Expanding on the idea of incorporation, Leder adds the idea of “mutual incorporation.” Showing a grandchild how to perform a skill, or reading a child’s body language, exemplify forms of mutual incorporation. But the term is richer: It emphasizes the literal taking in, physically and mentally, of what the other person offers, and—very importantly—it emphasizes mutuality. Shared moments and experiences thus reach across the divides between us, forming each participant into something different than they were. Amazing to think what deep mutual influence grandparenting can bring!  

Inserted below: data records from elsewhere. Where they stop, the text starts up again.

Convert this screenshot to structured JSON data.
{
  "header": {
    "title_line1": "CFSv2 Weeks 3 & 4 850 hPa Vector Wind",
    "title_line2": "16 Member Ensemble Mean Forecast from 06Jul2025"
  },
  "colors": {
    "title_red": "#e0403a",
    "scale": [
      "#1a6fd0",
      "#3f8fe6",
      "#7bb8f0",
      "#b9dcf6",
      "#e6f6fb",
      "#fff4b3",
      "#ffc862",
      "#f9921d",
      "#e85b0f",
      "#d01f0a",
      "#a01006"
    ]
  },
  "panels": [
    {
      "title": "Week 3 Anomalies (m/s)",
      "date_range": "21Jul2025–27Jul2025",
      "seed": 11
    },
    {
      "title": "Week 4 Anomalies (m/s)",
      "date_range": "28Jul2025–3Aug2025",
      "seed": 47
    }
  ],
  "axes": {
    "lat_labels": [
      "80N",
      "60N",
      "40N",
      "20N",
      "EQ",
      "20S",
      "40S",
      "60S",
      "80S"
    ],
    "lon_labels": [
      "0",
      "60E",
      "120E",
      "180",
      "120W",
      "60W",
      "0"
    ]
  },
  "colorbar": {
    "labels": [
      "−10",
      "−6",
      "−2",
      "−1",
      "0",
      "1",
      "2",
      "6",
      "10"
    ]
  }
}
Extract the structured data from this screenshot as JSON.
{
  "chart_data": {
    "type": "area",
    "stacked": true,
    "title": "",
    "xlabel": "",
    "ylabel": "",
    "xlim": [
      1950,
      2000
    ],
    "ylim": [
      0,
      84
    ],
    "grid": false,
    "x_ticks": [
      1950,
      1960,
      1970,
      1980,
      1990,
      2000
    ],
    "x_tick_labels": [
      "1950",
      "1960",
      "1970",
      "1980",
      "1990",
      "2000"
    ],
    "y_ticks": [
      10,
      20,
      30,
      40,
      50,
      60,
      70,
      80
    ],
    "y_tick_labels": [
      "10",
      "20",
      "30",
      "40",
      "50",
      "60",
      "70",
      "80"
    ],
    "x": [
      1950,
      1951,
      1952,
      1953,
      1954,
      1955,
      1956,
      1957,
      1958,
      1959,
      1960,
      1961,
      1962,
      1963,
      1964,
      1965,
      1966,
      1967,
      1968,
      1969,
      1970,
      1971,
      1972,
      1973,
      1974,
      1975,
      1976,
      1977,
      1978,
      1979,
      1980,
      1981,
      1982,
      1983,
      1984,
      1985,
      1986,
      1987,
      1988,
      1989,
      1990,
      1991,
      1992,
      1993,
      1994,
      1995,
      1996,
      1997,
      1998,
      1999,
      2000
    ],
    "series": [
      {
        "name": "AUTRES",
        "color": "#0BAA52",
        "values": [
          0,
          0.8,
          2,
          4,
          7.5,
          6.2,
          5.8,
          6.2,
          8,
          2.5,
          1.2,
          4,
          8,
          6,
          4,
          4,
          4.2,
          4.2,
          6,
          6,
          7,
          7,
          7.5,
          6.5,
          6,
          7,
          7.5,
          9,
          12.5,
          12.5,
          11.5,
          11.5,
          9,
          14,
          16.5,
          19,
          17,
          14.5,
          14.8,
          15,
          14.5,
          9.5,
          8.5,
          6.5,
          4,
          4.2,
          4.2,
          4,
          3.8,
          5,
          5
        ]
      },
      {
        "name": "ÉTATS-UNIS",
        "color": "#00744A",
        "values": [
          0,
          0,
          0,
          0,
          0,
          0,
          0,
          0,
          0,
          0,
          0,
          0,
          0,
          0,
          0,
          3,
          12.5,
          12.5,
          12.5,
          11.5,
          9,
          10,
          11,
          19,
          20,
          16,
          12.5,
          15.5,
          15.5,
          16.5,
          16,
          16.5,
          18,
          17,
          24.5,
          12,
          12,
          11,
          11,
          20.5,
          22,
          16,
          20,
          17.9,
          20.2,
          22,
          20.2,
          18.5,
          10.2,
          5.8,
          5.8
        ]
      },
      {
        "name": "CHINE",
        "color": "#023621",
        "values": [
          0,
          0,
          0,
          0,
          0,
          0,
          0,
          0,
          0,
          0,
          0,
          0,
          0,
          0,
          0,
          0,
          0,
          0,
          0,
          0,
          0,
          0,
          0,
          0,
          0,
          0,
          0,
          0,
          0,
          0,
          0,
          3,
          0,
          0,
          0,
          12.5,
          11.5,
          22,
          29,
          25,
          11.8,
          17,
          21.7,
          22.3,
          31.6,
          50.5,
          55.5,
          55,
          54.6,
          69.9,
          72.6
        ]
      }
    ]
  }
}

However, the power of mutual incorporation can work for ill, too. If the person we’re in contact with chooses to separate from us, objectify us, or shut us off rather than engage, we will incorporate that rejection. When people are dehumanized or brutalized, they incorporate that experience. Little Liam (the boy in the bunny hat) was listless and sick in prison, and now has nightmares at home. Teens can experience something similar: girls can be objectified and sexualized, black teenage boys can be objectified and feared—and they will incorporate these experiences. 

It's important to increase our awareness that people have that power to damage others. That’s part of what Governor Tim Walz was getting at in his observation that Minneapolis will now be dealing with generational trauma. But I’ll assume readers will be attuned, in their own lives, to staying on the joyous side of mutual incorporation. And what an idea to hold onto—that the grandchildren and I change each other, physically and mentally, as we do our crafts, play games, share conversations. And that the parts of the world we share act on all of us, and we on it, in participation that’s both personal and internal and expansively inclusive of what we experience and share.

Philosopher Grandma Readers: If you're a long-distance grandparent, you don't get as much hands-on time. What are your workarounds?